Aug 12, 2015 - 01:33 PM

A reverse mortgage can be a great option for someone looking to pay for in-home health care, but everyone’s situation is unique and it will depend on individual circumstances. A reverse mortgage allows homeowners age 62 and older to convert a portion of the equity in their home into cash. With a reverse mortgage there are no monthly mortgage payments to make. Loans become due when the last borrower sells the home, moves out of the home for 12 consecutive months, or passes away. No debt can ever pass on to the heirs with a reverse mortgage, and you will never owe back more than what the home can sell for on the open market. The loan proceeds do not effect Medicare of Social Security proceeds.

When it likely makes sense for in-home healthcare:
- You want to stay in your home and plan to stay in your home for the near future.
- There are enough funds available from your reverse mortgage to cover the cost of in-home healthcare for an acceptable period of time.

When it might not make sense:
- You are planning to move into an assisted living facility within the near future.
- The money available from a reverse mortgage will only help pay for in-home care for a short period of time

Some individuals can benefit greatly from a reverse mortgage by using some of the proceeds to make their home more handicap accessible, by purchasing long-term care insurance, or by having access to funds to pay for in-home healthcare that can keep them in their homes for much longer than through other options. For others, the math might not make sense, and different options may be more viable.
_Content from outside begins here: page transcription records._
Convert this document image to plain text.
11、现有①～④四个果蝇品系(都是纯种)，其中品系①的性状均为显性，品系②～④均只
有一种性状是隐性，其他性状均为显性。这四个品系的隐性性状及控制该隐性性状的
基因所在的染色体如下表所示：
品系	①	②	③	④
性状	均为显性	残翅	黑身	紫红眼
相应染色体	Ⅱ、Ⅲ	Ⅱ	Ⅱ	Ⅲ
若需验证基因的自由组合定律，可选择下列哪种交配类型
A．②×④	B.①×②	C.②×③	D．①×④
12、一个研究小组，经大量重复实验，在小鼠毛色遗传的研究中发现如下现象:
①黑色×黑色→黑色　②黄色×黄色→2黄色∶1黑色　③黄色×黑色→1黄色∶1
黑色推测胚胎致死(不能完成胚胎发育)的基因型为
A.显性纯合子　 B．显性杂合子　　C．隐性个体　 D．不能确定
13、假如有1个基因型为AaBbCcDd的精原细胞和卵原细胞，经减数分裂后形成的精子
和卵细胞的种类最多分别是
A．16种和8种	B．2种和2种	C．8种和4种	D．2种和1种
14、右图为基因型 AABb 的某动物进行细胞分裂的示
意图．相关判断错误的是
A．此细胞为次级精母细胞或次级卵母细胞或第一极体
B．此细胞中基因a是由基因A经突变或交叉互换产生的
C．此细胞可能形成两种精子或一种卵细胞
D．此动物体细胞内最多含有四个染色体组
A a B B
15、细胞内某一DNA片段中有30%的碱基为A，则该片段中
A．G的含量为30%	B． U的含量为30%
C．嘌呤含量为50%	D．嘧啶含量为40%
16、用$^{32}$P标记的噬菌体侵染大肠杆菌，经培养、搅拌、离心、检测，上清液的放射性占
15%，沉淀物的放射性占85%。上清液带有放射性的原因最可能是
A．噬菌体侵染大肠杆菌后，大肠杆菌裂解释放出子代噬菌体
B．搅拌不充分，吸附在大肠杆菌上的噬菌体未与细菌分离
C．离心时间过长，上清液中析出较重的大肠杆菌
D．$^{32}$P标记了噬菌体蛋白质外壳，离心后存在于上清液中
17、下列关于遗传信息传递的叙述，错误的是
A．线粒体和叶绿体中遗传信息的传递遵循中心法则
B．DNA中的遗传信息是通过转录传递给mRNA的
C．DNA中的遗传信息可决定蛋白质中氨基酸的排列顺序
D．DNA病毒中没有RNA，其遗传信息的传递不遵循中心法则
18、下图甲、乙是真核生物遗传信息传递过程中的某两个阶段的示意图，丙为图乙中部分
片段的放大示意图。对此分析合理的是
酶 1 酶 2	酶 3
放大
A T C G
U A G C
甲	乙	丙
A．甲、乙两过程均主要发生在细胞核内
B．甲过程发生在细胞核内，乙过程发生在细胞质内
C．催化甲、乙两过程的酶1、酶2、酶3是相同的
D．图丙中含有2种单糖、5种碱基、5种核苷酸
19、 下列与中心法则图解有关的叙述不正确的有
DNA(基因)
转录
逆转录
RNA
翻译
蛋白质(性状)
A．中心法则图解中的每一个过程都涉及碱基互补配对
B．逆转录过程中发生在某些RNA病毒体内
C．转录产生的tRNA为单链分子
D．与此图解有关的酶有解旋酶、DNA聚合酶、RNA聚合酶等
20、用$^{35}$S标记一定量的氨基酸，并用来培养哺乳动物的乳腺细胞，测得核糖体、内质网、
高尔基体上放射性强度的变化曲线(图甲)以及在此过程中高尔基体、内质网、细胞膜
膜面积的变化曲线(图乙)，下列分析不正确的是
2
With a reverse mortgage, the loan is not due and payable until the last surviving homeowner moves out permanently. So, if in the case of a married couple, if one spouse had to move to an assisted living facility, the other spouse could remain in the home as long as they continued to pay their taxes and homeowner’s insurance.

Again, whether a reverse mortgage makes sense for paying for in-home healthcare is dependent on your situation and unique circumstances, but it can be a good solution.

Aug 19, 2015 - 03:11 PM

The responses that you have received so far are accurate. However, the cost of the reverse mortgage wasn't addressed. Have you shopped around? Many lenders charge an origination fee at the maximum allowed by law. Most seniors don't know that different reverse mortgage lenders have different fees and interest rates. Price-comparing can save you many thousands of dollars.

Aug 31, 2015 - 10:46 AM

Reverse mortgages are used to help people stay in their homes. So using a reverse to pay for homecare may make sense depending on your specific needs. If you are a married couple and one of you is sick and require assisted living or nursing home care; you will learn that the income of the infirmed spouse will be used to pay for care. So the household income will be reduced and the healthier spouse that continues to live in the home may need funds to cover their expenses. The reverse mortgage can do this. I highly recommend that you meet with an eldercare attorney whom will advise you about programs like community Medicaid.